Ely is a cathedral city in Cambridgeshire situated about 14 miles north of Cambridge. Ely itself is built on a 23 mile sq Kimmeridge clay island which at 85ft is the highest land in the fens. Major rivers including the Witham, Welland, Nene and Great Ouse feed into Ely making it the perfect place for boating enthusiasts. The economy is mainly agricultural now but before the fens were drained it was mostly the harvesting of osier (willow) and sedge (rush) and the extraction of peat were important activities, along with eel fishing from which the settlement’s name may have been derived. The production of fudge, we found, has also become very popular in the area, much to the delight of visitors.

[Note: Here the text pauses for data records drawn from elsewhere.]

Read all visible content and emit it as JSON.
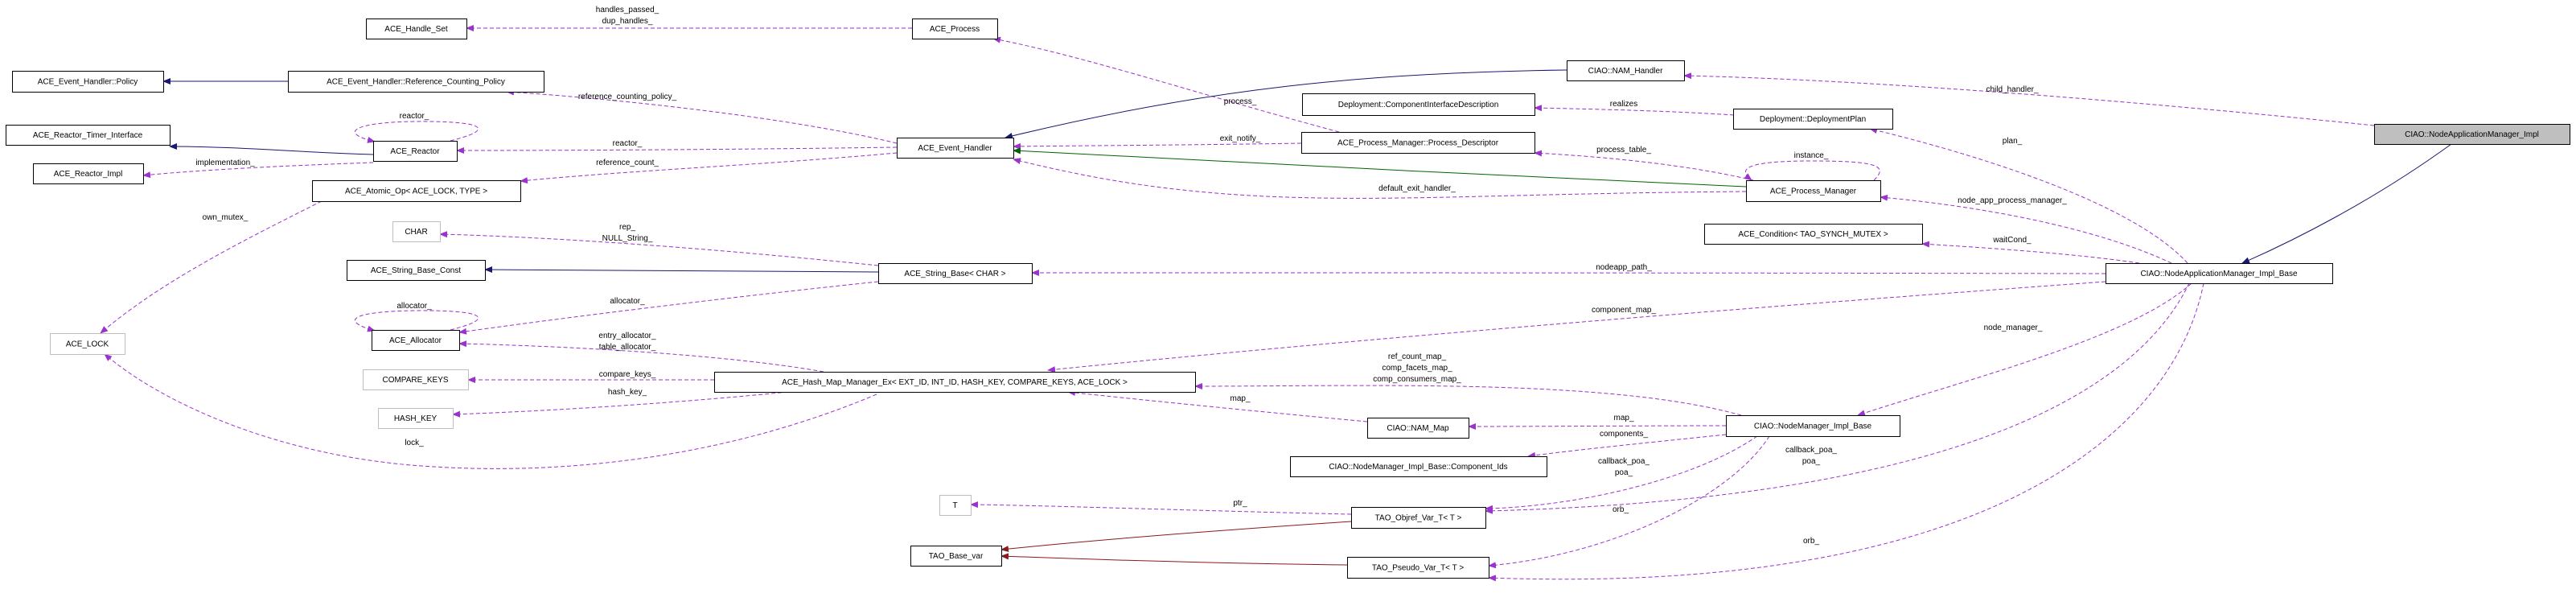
{
  "diagram": {
    "nodes": {
      "handle_set": "ACE_Handle_Set",
      "policy": "ACE_Event_Handler::Policy",
      "ref_policy": "ACE_Event_Handler::Reference_Counting_Policy",
      "timer_iface": "ACE_Reactor_Timer_Interface",
      "reactor": "ACE_Reactor",
      "reactor_impl": "ACE_Reactor_Impl",
      "atomic_op": "ACE_Atomic_Op< ACE_LOCK, TYPE >",
      "char": "CHAR",
      "string_base_const": "ACE_String_Base_Const",
      "allocator": "ACE_Allocator",
      "ace_lock": "ACE_LOCK",
      "compare_keys": "COMPARE_KEYS",
      "hash_key": "HASH_KEY",
      "hash_map": "ACE_Hash_Map_Manager_Ex< EXT_ID, INT_ID, HASH_KEY, COMPARE_KEYS, ACE_LOCK >",
      "process": "ACE_Process",
      "event_handler": "ACE_Event_Handler",
      "string_base": "ACE_String_Base< CHAR >",
      "t": "T",
      "base_var": "TAO_Base_var",
      "nam_handler": "CIAO::NAM_Handler",
      "comp_iface_desc": "Deployment::ComponentInterfaceDescription",
      "process_descriptor": "ACE_Process_Manager::Process_Descriptor",
      "nam_map": "CIAO::NAM_Map",
      "component_ids": "CIAO::NodeManager_Impl_Base::Component_Ids",
      "objref_var": "TAO_Objref_Var_T< T >",
      "pseudo_var": "TAO_Pseudo_Var_T< T >",
      "deployment_plan": "Deployment::DeploymentPlan",
      "process_manager": "ACE_Process_Manager",
      "condition": "ACE_Condition< TAO_SYNCH_MUTEX >",
      "nodemanager_base": "CIAO::NodeManager_Impl_Base",
      "nam_impl_base": "CIAO::NodeApplicationManager_Impl_Base",
      "nam_impl": "CIAO::NodeApplicationManager_Impl"
    },
    "edge_labels": {
      "handles": [
        "handles_passed_",
        "dup_handles_"
      ],
      "ref_counting_policy": [
        "reference_counting_policy_"
      ],
      "reactor_self": [
        "reactor_"
      ],
      "reactor": [
        "reactor_"
      ],
      "implementation": [
        "implementation_"
      ],
      "reference_count": [
        "reference_count_"
      ],
      "own_mutex": [
        "own_mutex_"
      ],
      "rep": [
        "rep_",
        "NULL_String_"
      ],
      "allocator_self": [
        "allocator_"
      ],
      "allocator": [
        "allocator_"
      ],
      "entry_table_allocator": [
        "entry_allocator_",
        "table_allocator_"
      ],
      "compare_keys": [
        "compare_keys_"
      ],
      "hash_key": [
        "hash_key_"
      ],
      "lock": [
        "lock_"
      ],
      "process": [
        "process_"
      ],
      "exit_notify": [
        "exit_notify_"
      ],
      "default_exit_handler": [
        "default_exit_handler_"
      ],
      "realizes": [
        "realizes"
      ],
      "process_table": [
        "process_table_"
      ],
      "nodeapp_path": [
        "nodeapp_path_"
      ],
      "component_map": [
        "component_map_"
      ],
      "maps": [
        "ref_count_map_",
        "comp_facets_map_",
        "comp_consumers_map_"
      ],
      "nam_map_map": [
        "map_"
      ],
      "nm_map": [
        "map_"
      ],
      "components": [
        "components_"
      ],
      "nm_poa": [
        "callback_poa_",
        "poa_"
      ],
      "ptr": [
        "ptr_"
      ],
      "nm_orb": [
        "orb_"
      ],
      "child_handler": [
        "child_handler_"
      ],
      "plan": [
        "plan_"
      ],
      "instance_self": [
        "instance_"
      ],
      "node_app_process_manager": [
        "node_app_process_manager_"
      ],
      "waitcond": [
        "waitCond_"
      ],
      "node_manager": [
        "node_manager_"
      ],
      "base_poa": [
        "callback_poa_",
        "poa_"
      ],
      "base_orb": [
        "orb_"
      ]
    },
    "colors": {
      "inheritance": "#191970",
      "protected_inheritance": "#006400",
      "template": "#8b1a1a",
      "usage": "#9a32cd",
      "focus_fill": "#bfbfbf"
    }
  }
}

The Cathedral Church of the Holy and Undivided Trinity of Ely (to give it its full name), dates back to 1083 (as it stands today). It was given its cathedral status in 1109 and is architecturally outstanding both for its scale and stylistic details. Having been built in a monumental Romanesque style, the Galilee porch, lady chapel and choir were rebuilt in an exuberant Decorated Gothic. Its most notable feature is the central octagonal tower, with a lantern above, which provides a unique internal space and, along with the West Tower, dominates the surrounding landscape.
For a small city, Ely has a lot offer. There is the peaceful and picturesque Fenlands waterway which can be accessed via Ely waterside, the Cathedral which dominates the whole area and starting in spring the festival season begins to celebrate Eels mostly (throwing them, kissing them, jellying them and of course eating them). The town centre is small, tidy with some great little shops to uncover and is worth a look.
We could not resist when we were invited to come along by a couple who were paying their first visit to the area on a beautifully sunny bank holiday weekend in May.